Count Four of the second revises complaint is directed against the Board of Education. The Board, however, is sued only pursuant to Conn. Gen. Stat. § 7-465 (a). At argument, the attorney for all of the defendants represented that the Town of West Haven will pay any sums which any individual defendant becomes obligated to pay in this action. Under these circumstances, all parties agree that no judgment should enter on Count Four. CT Page 14257

For the reasons discussed above, Summa is the only individual defendant who would be liable to the plaintiff's under the common law of negligence. The next question that must be addressed is whether Summa is protected by the doctrine of governmental immunity. The determination of whether qualified immunity applies is a question of law for the Court.Purzycki v. Town of Fairfield, supra, 244 Conn. at 107.

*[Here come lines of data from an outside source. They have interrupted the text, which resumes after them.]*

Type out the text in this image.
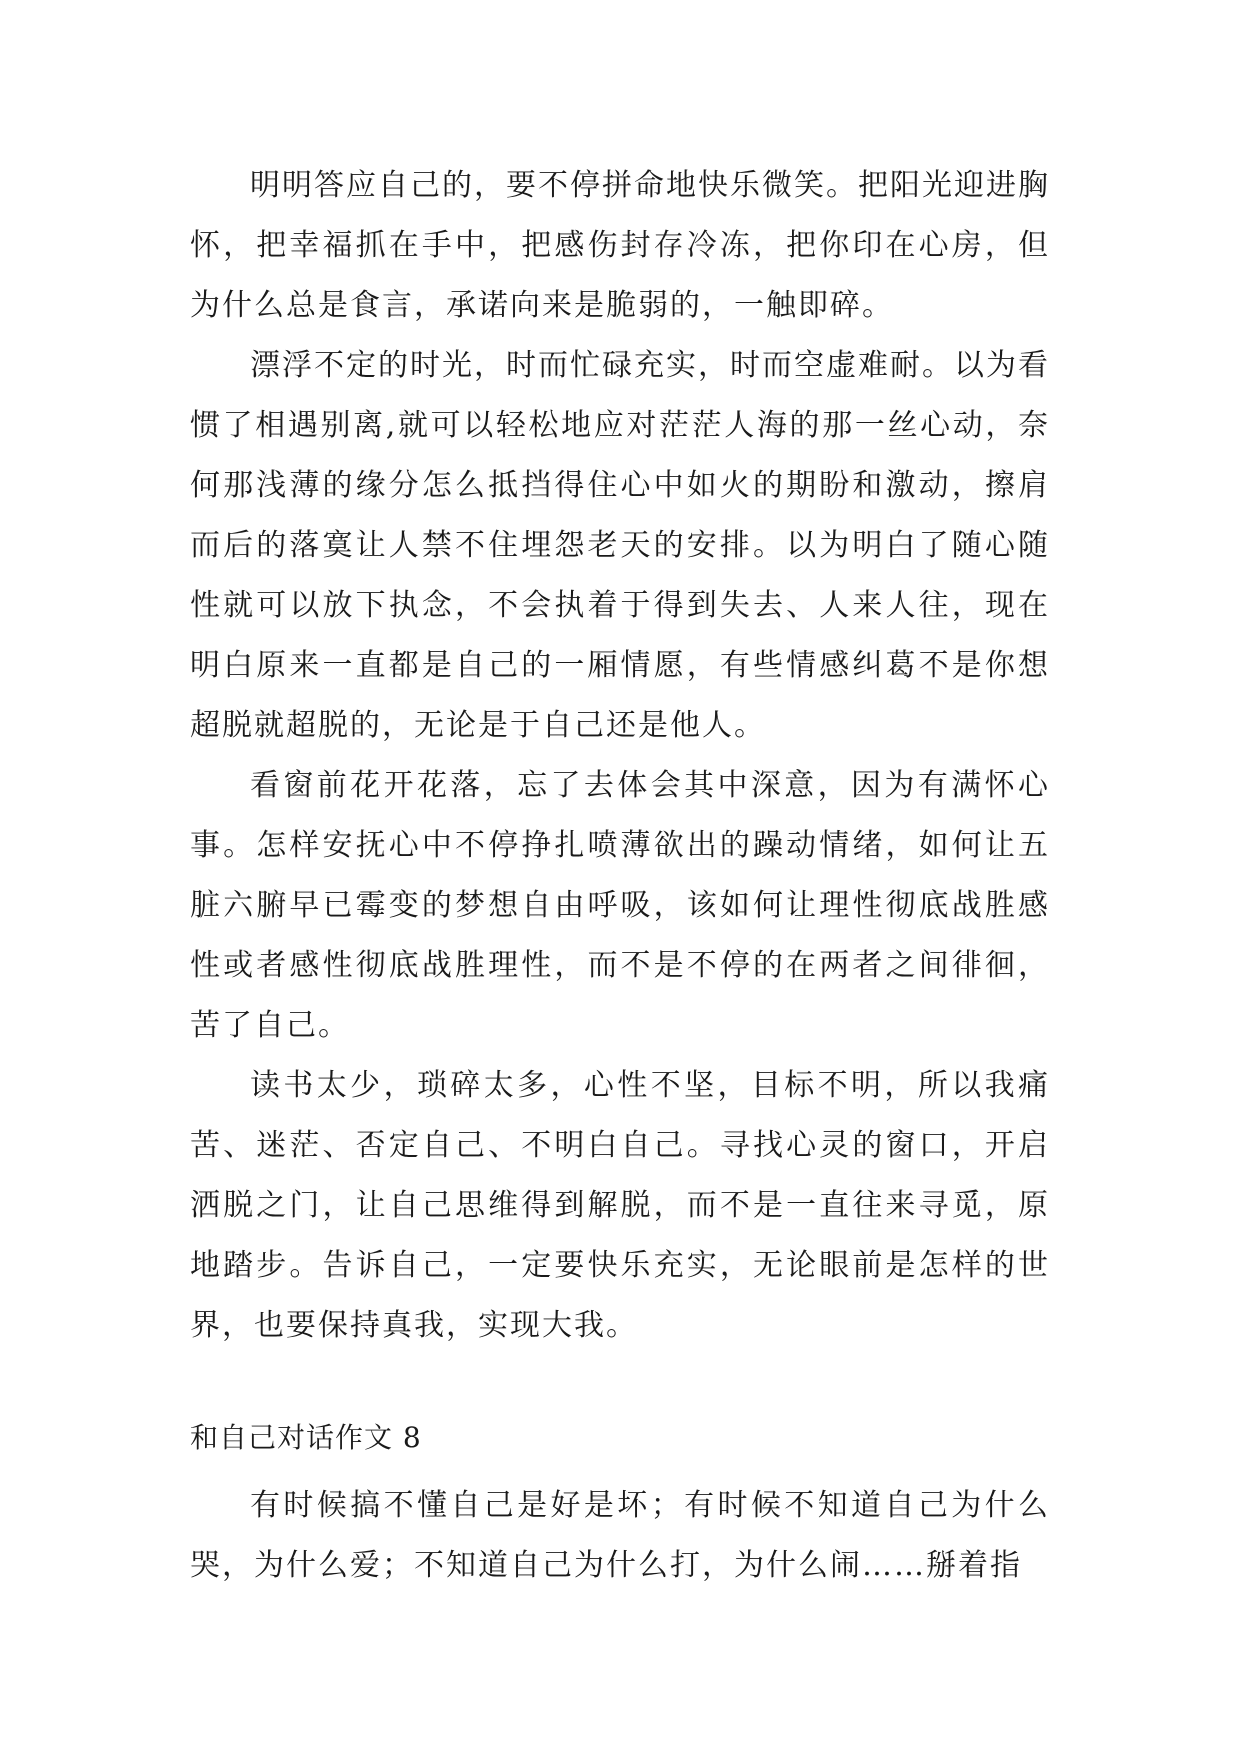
明明答应自己的，要不停拼命地快乐微笑。把阳光迎进胸怀，把幸福抓在手中，把感伤封存冷冻，把你印在心房，但为什么总是食言，承诺向来是脆弱的，一触即碎。

漂浮不定的时光，时而忙碌充实，时而空虚难耐。以为看惯了相遇别离,就可以轻松地应对茫茫人海的那一丝心动，奈何那浅薄的缘分怎么抵挡得住心中如火的期盼和激动，擦肩而后的落寞让人禁不住埋怨老天的安排。以为明白了随心随性就可以放下执念，不会执着于得到失去、人来人往，现在明白原来一直都是自己的一厢情愿，有些情感纠葛不是你想超脱就超脱的，无论是于自己还是他人。

看窗前花开花落，忘了去体会其中深意，因为有满怀心事。怎样安抚心中不停挣扎喷薄欲出的躁动情绪，如何让五脏六腑早已霉变的梦想自由呼吸，该如何让理性彻底战胜感性或者感性彻底战胜理性，而不是不停的在两者之间徘徊，苦了自己。

读书太少，琐碎太多，心性不坚，目标不明，所以我痛苦、迷茫、否定自己、不明白自己。寻找心灵的窗口，开启洒脱之门，让自己思维得到解脱，而不是一直往来寻觅，原地踏步。告诉自己，一定要快乐充实，无论眼前是怎样的世界，也要保持真我，实现大我。

和自己对话作文 8

有时候搞不懂自己是好是坏；有时候不知道自己为什么哭，为什么爱；不知道自己为什么打，为什么闹……掰着指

Any duty owed by Summa to Robert was discretionary, not ministerial in nature. "Therefore, in order to prevail, the plaintiffs' claim must fall within one of the recognized exceptions to qualified immunity for discretionary acts." Purzcyki v. Town of Fairfield, supra,244 Conn. at 108. The only such exception relevant here "is the exception permitting a tort action in circumstances of likely imminent harm to an identifiable person." Id.

This case presents a classic example of "likely imminent harm to an identifiable person." The evidence leaves no doubt that Robert was specifically identified as the victim of Scott's physical attacks and racial harassment. As such, he was infinitely more "identifiable" than the schoolchild who slipped and fell due to icy conditions in Burns and or the schoolchild who was tripped in the hall in Purzycki. If the schoolchildren in Burns and Purzcyki were "identifiable," as the Supreme Court later held them to be, Robert was obviously "identifiable" as well. The imminent harm" prong of the test is also even more readily satisfied here than it was in Burns and Purzcyki. Here the same victim (Robert) had been attacked by the same assailant (Scott) on the previous day. Given the information presented to her, Summa had ample reason to foresee the danger to Robert that could — and did — occur on June 15, 1995.

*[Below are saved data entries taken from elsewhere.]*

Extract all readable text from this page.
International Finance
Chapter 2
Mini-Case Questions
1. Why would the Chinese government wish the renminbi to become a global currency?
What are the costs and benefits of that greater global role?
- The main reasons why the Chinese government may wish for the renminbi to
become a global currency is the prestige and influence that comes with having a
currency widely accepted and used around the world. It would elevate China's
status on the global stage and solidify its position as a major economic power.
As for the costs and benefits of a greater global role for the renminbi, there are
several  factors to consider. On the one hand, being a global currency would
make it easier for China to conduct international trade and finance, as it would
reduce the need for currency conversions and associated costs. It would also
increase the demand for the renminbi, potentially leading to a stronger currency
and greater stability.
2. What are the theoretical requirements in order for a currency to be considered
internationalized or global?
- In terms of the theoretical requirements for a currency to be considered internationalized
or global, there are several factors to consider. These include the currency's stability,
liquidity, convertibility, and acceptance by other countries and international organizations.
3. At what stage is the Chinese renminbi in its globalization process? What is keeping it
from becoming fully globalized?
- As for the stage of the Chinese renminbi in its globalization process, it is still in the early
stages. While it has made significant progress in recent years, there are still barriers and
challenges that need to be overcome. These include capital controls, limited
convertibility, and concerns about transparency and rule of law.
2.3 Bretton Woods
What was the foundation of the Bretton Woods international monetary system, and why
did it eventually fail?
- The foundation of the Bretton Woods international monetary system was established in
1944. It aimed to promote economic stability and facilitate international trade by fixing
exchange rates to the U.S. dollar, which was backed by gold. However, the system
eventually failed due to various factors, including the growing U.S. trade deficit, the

Under these circumstances, Summa is liable to the plaintiff's in negligence and is not protected by the doctrine of governmental immunity.

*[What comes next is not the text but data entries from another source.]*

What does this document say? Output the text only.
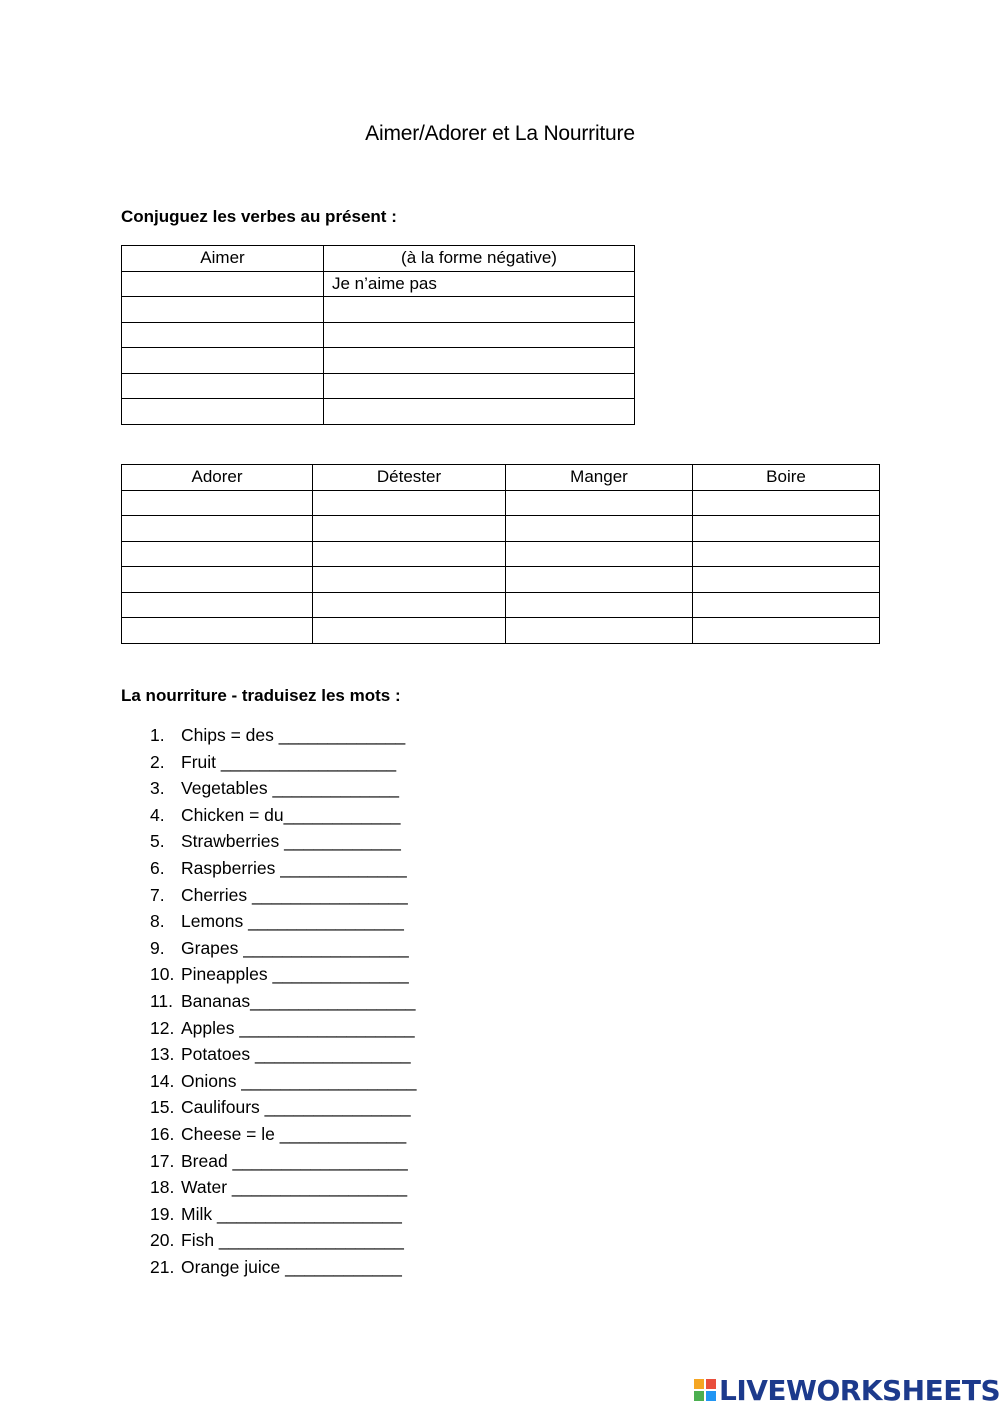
Aimer/Adorer et La Nourriture
Conjuguez les verbes au présent :
Aimer	(à la forme négative)
	Je n’aime pas

Adorer	Détester	Manger	Boire

La nourriture - traduisez les mots :
1. Chips = des _____________
2. Fruit __________________
3. Vegetables _____________
4. Chicken = du____________
5. Strawberries ____________
6. Raspberries _____________
7. Cherries ________________
8. Lemons ________________
9. Grapes _________________
10. Pineapples ______________
11. Bananas_________________
12. Apples __________________
13. Potatoes ________________
14. Onions __________________
15. Caulifours _______________
16. Cheese = le _____________
17. Bread __________________
18. Water __________________
19. Milk ___________________
20. Fish ___________________
21. Orange juice ____________
LIVEWORKSHEETS
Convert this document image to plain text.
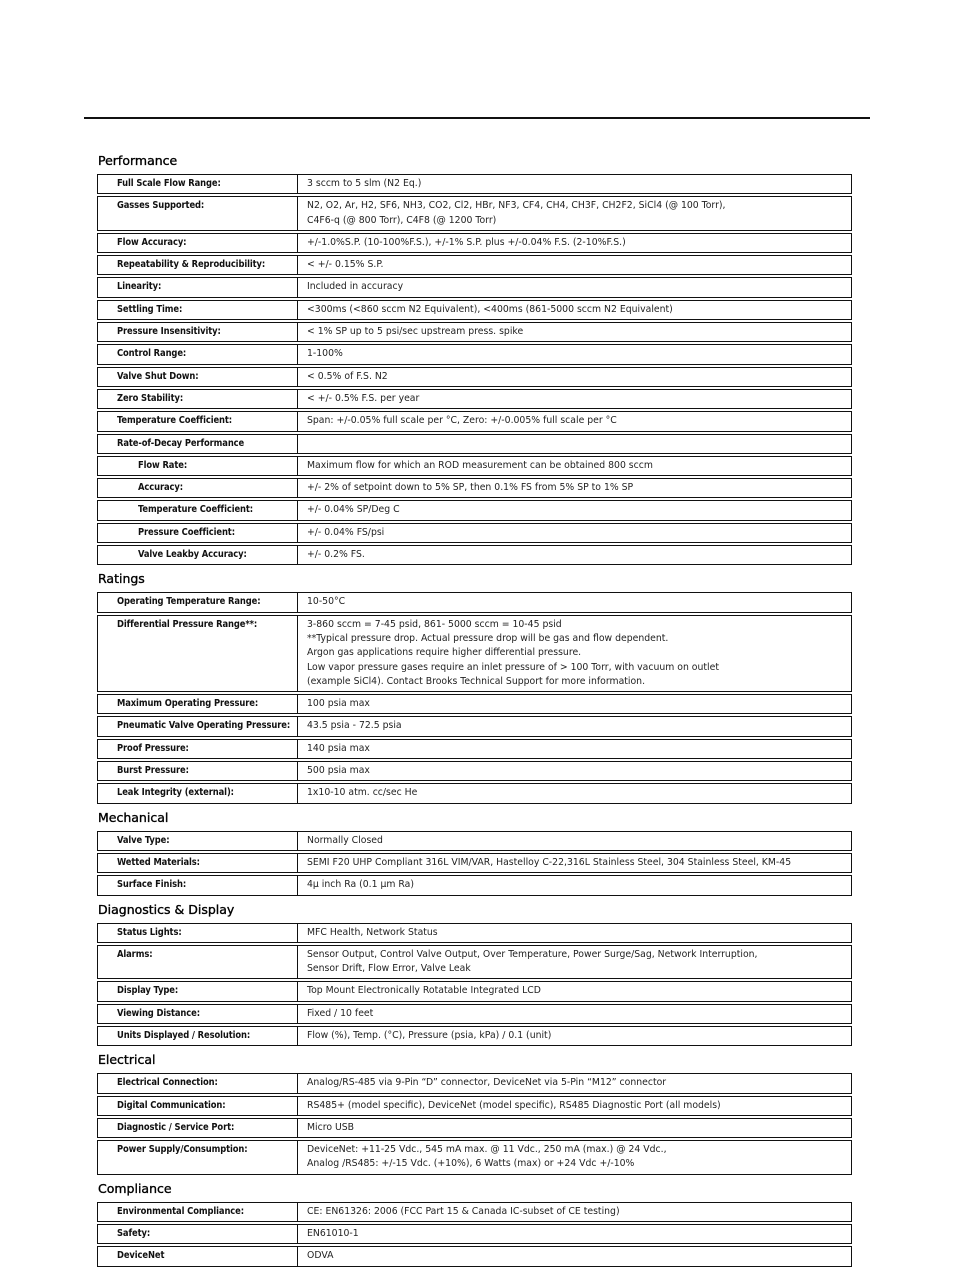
Performance
Full Scale Flow Range:	3 sccm to 5 slm (N2 Eq.)
Gasses Supported:	N2, O2, Ar, H2, SF6, NH3, CO2, Cl2, HBr, NF3, CF4, CH4, CH3F, CH2F2, SiCl4 (@ 100 Torr),
C4F6-q (@ 800 Torr), C4F8 (@ 1200 Torr)
Flow Accuracy:	+/-1.0%S.P. (10-100%F.S.), +/-1% S.P. plus +/-0.04% F.S. (2-10%F.S.)
Repeatability & Reproducibility:	< +/- 0.15% S.P.
Linearity:	Included in accuracy
Settling Time:	<300ms (<860 sccm N2 Equivalent), <400ms (861-5000 sccm N2 Equivalent)
Pressure Insensitivity:	< 1% SP up to 5 psi/sec upstream press. spike
Control Range:	1-100%
Valve Shut Down:	< 0.5% of F.S. N2
Zero Stability:	< +/- 0.5% F.S. per year
Temperature Coefficient:	Span: +/-0.05% full scale per °C, Zero: +/-0.005% full scale per °C
Rate-of-Decay Performance	
Flow Rate:	Maximum flow for which an ROD measurement can be obtained 800 sccm
Accuracy:	+/- 2% of setpoint down to 5% SP, then 0.1% FS from 5% SP to 1% SP
Temperature Coefficient:	+/- 0.04% SP/Deg C
Pressure Coefficient:	+/- 0.04% FS/psi
Valve Leakby Accuracy:	+/- 0.2% FS.
Ratings
Operating Temperature Range:	10-50°C
Differential Pressure Range**:	3-860 sccm = 7-45 psid, 861- 5000 sccm = 10-45 psid
**Typical pressure drop. Actual pressure drop will be gas and flow dependent.
Argon gas applications require higher differential pressure.
Low vapor pressure gases require an inlet pressure of > 100 Torr, with vacuum on outlet
(example SiCl4). Contact Brooks Technical Support for more information.
Maximum Operating Pressure:	100 psia max
Pneumatic Valve Operating Pressure:	43.5 psia - 72.5 psia
Proof Pressure:	140 psia max
Burst Pressure:	500 psia max
Leak Integrity (external):	1x10-10 atm. cc/sec He
Mechanical
Valve Type:	Normally Closed
Wetted Materials:	SEMI F20 UHP Compliant 316L VIM/VAR, Hastelloy C-22,316L Stainless Steel, 304 Stainless Steel, KM-45
Surface Finish:	4µ inch Ra (0.1 µm Ra)
Diagnostics & Display
Status Lights:	MFC Health, Network Status
Alarms:	Sensor Output, Control Valve Output, Over Temperature, Power Surge/Sag, Network Interruption,
Sensor Drift, Flow Error, Valve Leak
Display Type:	Top Mount Electronically Rotatable Integrated LCD
Viewing Distance:	Fixed / 10 feet
Units Displayed / Resolution:	Flow (%), Temp. (°C), Pressure (psia, kPa) / 0.1 (unit)
Electrical
Electrical Connection:	Analog/RS-485 via 9-Pin “D” connector, DeviceNet via 5-Pin “M12” connector
Digital Communication:	RS485+ (model specific), DeviceNet (model specific), RS485 Diagnostic Port (all models)
Diagnostic / Service Port:	Micro USB
Power Supply/Consumption:	DeviceNet: +11-25 Vdc., 545 mA max. @ 11 Vdc., 250 mA (max.) @ 24 Vdc.,
Analog /RS485: +/-15 Vdc. (+10%), 6 Watts (max) or +24 Vdc +/-10%
Compliance
Environmental Compliance:	CE: EN61326: 2006 (FCC Part 15 & Canada IC-subset of CE testing)
Safety:	EN61010-1
DeviceNet	ODVA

The issue of damages must now be considered. The credible evidence, described above, establishes that the plaintiffs' economic damages total $7,350. This amount includes a dental bill of $1,330, a future dental bill of $4,000 for the replacement of Robert's front teeth, and a surgical bill of $2,020.

The plaintiffs' noneconomic damages must include fair, just, and reasonable compensation for Robert's immediate pain and terror involving the assault itself, Robert's pain and suffering surrounding the jaw surgery and dental repair that he underwent shortly after the assault, Robert's discomfort and inconvenience over the six week period in which his jaw was wired shut, the emotional trauma that Robert has suffered as CT Page 14258 a result of the assault, and the probable pain and discomfort that Robert will experience in the future when his body rejects his two reimplanted teeth and those teeth are dentally replaced. The calculation of these noneconomic damages is necessarily judgmental. The Court determines that the appropriate amount of noneconomic damages in this case is $60,000.

Judgment shall consequently enter as follows.

On Count One (directed at Raffone), judgment shall enter in favor of the defendant.

On Count Two (directed at Summa), judgment shall enter in favor of the plaintiff's against the defendant. Damages are awarded as follows: Economic damages — $7,350; noneconomic damages — $60,000; total damages — $67,350.

On Count Three (directed against Chain), judgment shall enter in favor of the defendant. For reasons discussed above, no judgment shall enter on Count Four.